Times change, of course. The current crime wave is turning old liberals into cranky conservatives, which is what crime waves always do.

These days my neighbour is mostly nostalgic about the Pax Mafiosa that ruled Greenwich Village until the late 1970s. And sometimes, after a glass or two of wine, she’s even willing to set aside her progressive politics and say nice things about Rudy Giuliani, who presided over a steep drop in crime during his mayoral administration.

Mostly though, she sits on the front stoop of the townhouse she purchased in the 1960s and complains about all of the rich people moving into the neighbourhood. 
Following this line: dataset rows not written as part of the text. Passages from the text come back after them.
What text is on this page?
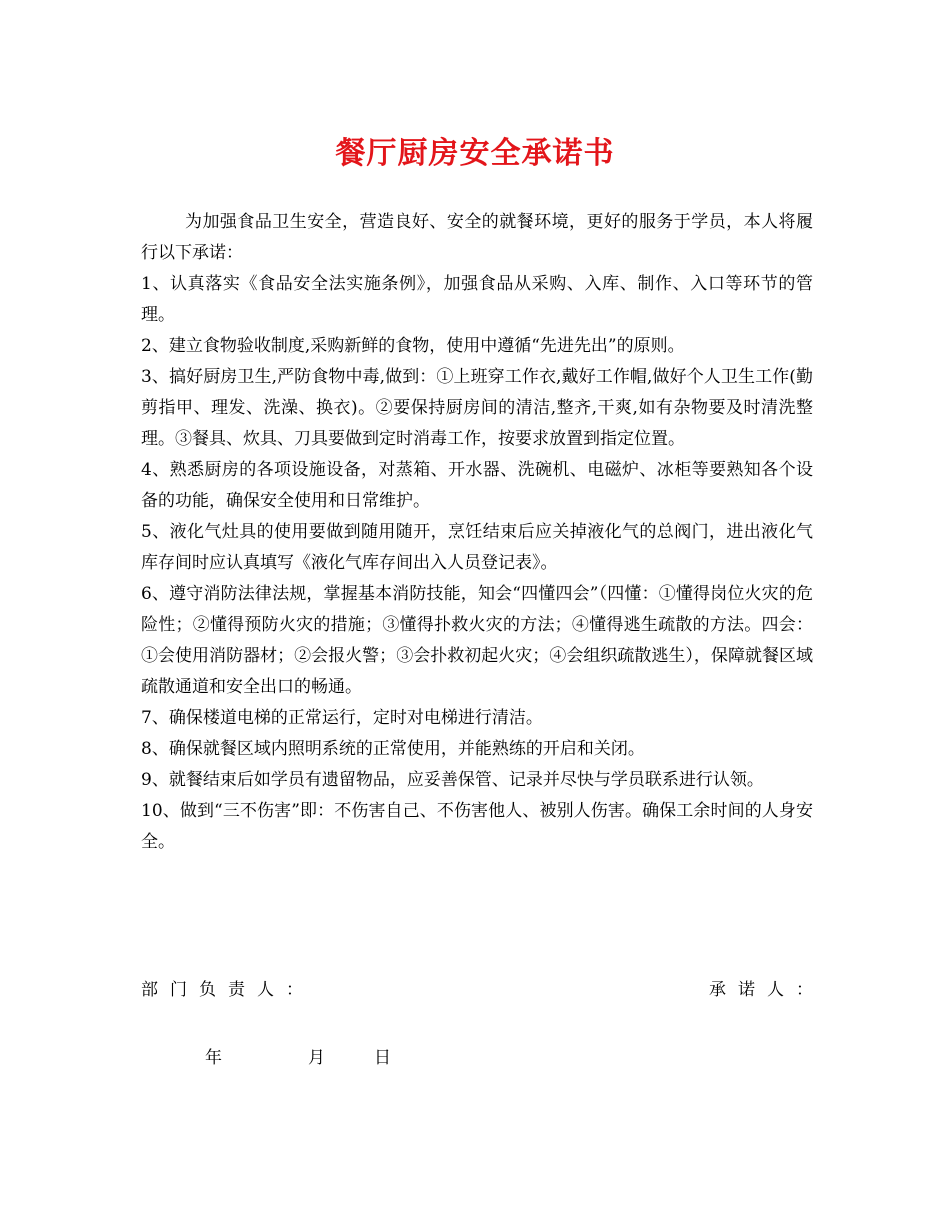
餐厅厨房安全承诺书

为加强食品卫生安全，营造良好、安全的就餐环境，更好的服务于学员，本人将履行以下承诺：

1、认真落实《食品安全法实施条例》，加强食品从采购、入库、制作、入口等环节的管理。

2、建立食物验收制度,采购新鲜的食物，使用中遵循“先进先出”的原则。

3、搞好厨房卫生,严防食物中毒,做到：①上班穿工作衣,戴好工作帽,做好个人卫生工作(勤剪指甲、理发、洗澡、换衣)。②要保持厨房间的清洁,整齐,干爽,如有杂物要及时清洗整理。③餐具、炊具、刀具要做到定时消毒工作，按要求放置到指定位置。

4、熟悉厨房的各项设施设备，对蒸箱、开水器、洗碗机、电磁炉、冰柜等要熟知各个设备的功能，确保安全使用和日常维护。

5、液化气灶具的使用要做到随用随开，烹饪结束后应关掉液化气的总阀门，进出液化气库存间时应认真填写《液化气库存间出入人员登记表》。

6、遵守消防法律法规，掌握基本消防技能，知会“四懂四会”（四懂：①懂得岗位火灾的危险性；②懂得预防火灾的措施；③懂得扑救火灾的方法；④懂得逃生疏散的方法。四会：①会使用消防器材；②会报火警；③会扑救初起火灾；④会组织疏散逃生），保障就餐区域疏散通道和安全出口的畅通。

7、确保楼道电梯的正常运行，定时对电梯进行清洁。

8、确保就餐区域内照明系统的正常使用，并能熟练的开启和关闭。

9、就餐结束后如学员有遗留物品，应妥善保管、记录并尽快与学员联系进行认领。

10、做到“三不伤害”即：不伤害自己、不伤害他人、被别人伤害。确保工余时间的人身安全。

部门负责人：	承诺人：
年	月	日
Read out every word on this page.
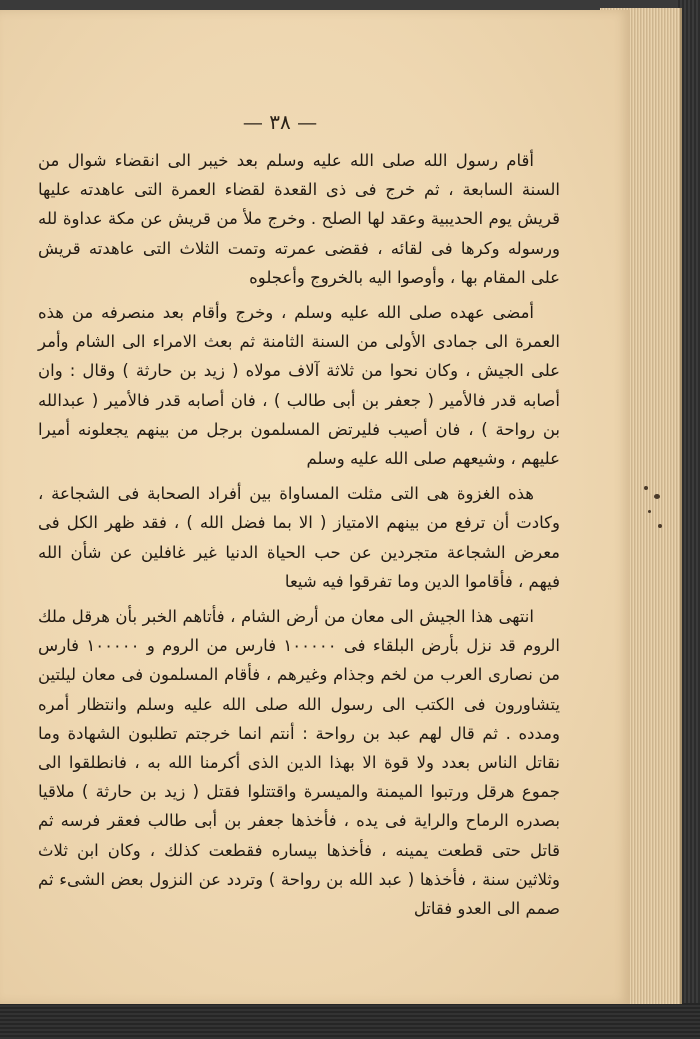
— ٣٨ —

أقام رسول الله صلى الله عليه وسلم بعد خيبر الى انقضاء شوال من السنة السابعة ، ثم خرج فى ذى القعدة لقضاء العمرة التى عاهدته عليها قريش يوم الحديبية وعقد لها الصلح . وخرج ملأ من قريش عن مكة عداوة لله ورسوله وكرها فى لقائه ، فقضى عمرته وتمت الثلاث التى عاهدته قريش على المقام بها ، وأوصوا اليه بالخروج وأعجلوه

أمضى عهده صلى الله عليه وسلم ، وخرج وأقام بعد منصرفه من هذه العمرة الى جمادى الأولى من السنة الثامنة ثم بعث الامراء الى الشام وأمر على الجيش ، وكان نحوا من ثلاثة آلاف مولاه ( زيد بن حارثة ) وقال : وان أصابه قدر فالأمير ( جعفر بن أبى طالب ) ، فان أصابه قدر فالأمير ( عبدالله بن رواحة ) ، فان أصيب فليرتض المسلمون برجل من بينهم يجعلونه أميرا عليهم ، وشيعهم صلى الله عليه وسلم

هذه الغزوة هى التى مثلت المساواة بين أفراد الصحابة فى الشجاعة ، وكادت أن ترفع من بينهم الامتياز ( الا بما فضل الله ) ، فقد ظهر الكل فى معرض الشجاعة متجردين عن حب الحياة الدنيا غير غافلين عن شأن الله فيهم ، فأقاموا الدين وما تفرقوا فيه شيعا

انتهى هذا الجيش الى معان من أرض الشام ، فأتاهم الخبر بأن هرقل ملك الروم قد نزل بأرض البلقاء فى ١٠٠٠٠٠ فارس من الروم و ١٠٠٠٠٠ فارس من نصارى العرب من لخم وجذام وغيرهم ، فأقام المسلمون فى معان ليلتين يتشاورون فى الكتب الى رسول الله صلى الله عليه وسلم وانتظار أمره ومدده . ثم قال لهم عبد بن رواحة : أنتم انما خرجتم تطلبون الشهادة وما نقاتل الناس بعدد ولا قوة الا بهذا الدين الذى أكرمنا الله به ، فانطلقوا الى جموع هرقل ورتبوا الميمنة والميسرة واقتتلوا فقتل ( زيد بن حارثة ) ملاقيا بصدره الرماح والراية فى يده ، فأخذها جعفر بن أبى طالب فعقر فرسه ثم قاتل حتى قطعت يمينه ، فأخذها بيساره فقطعت كذلك ، وكان ابن ثلاث وثلاثين سنة ، فأخذها ( عبد الله بن رواحة ) وتردد عن النزول بعض الشىء ثم صمم الى العدو فقاتل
Whenever I walk by with a coffee from the local coffee shop—which happens daily—the conversation is always the same.

“Whadya pay for that coffee?” she always asks.

“Five bucks,” I always say.

She shakes her head in disbelief. “Five bucks for coffee! Crazy. Wish I had your money.”

And then I smile and walk home and trudge up three flights to the apartment that I rent which is right next door to the townhouse she owns, which she purchased in 1966 for US$40,000 and is now worth around US$14 million. But whatever you do, do not mention this to her or suggest, ironically, that hey I guess gentrification isn’t so bad because, believe me, you will be in for a lecture.

But New Yorkers are always a little weird about money. The daffy and appealing heroine of Truman Capote’s Breakfast at Tiffany’s, Holly Golightly, is a boy-crazy, socially ambitious pauper who refuses to accept that she is broke. My neighbour, in almost every way Holly Golightly’s opposite, refuses to accept that she is rich.

A famous and successful chef once told me that he has never—not once!—ridden in an Uber. Too expensive, he said. And why, when the subway is only a few bucks? And then he added that his daughter and son-in-law confided to him that they haven’t taken the subway in twenty years. They think they’re rich, he said. (To which I did not respond: they will be, though, won’t they?)....

....MUCH MORE

I have heard that exact line. "They think they're rich" from more than one extremely wealthy parent.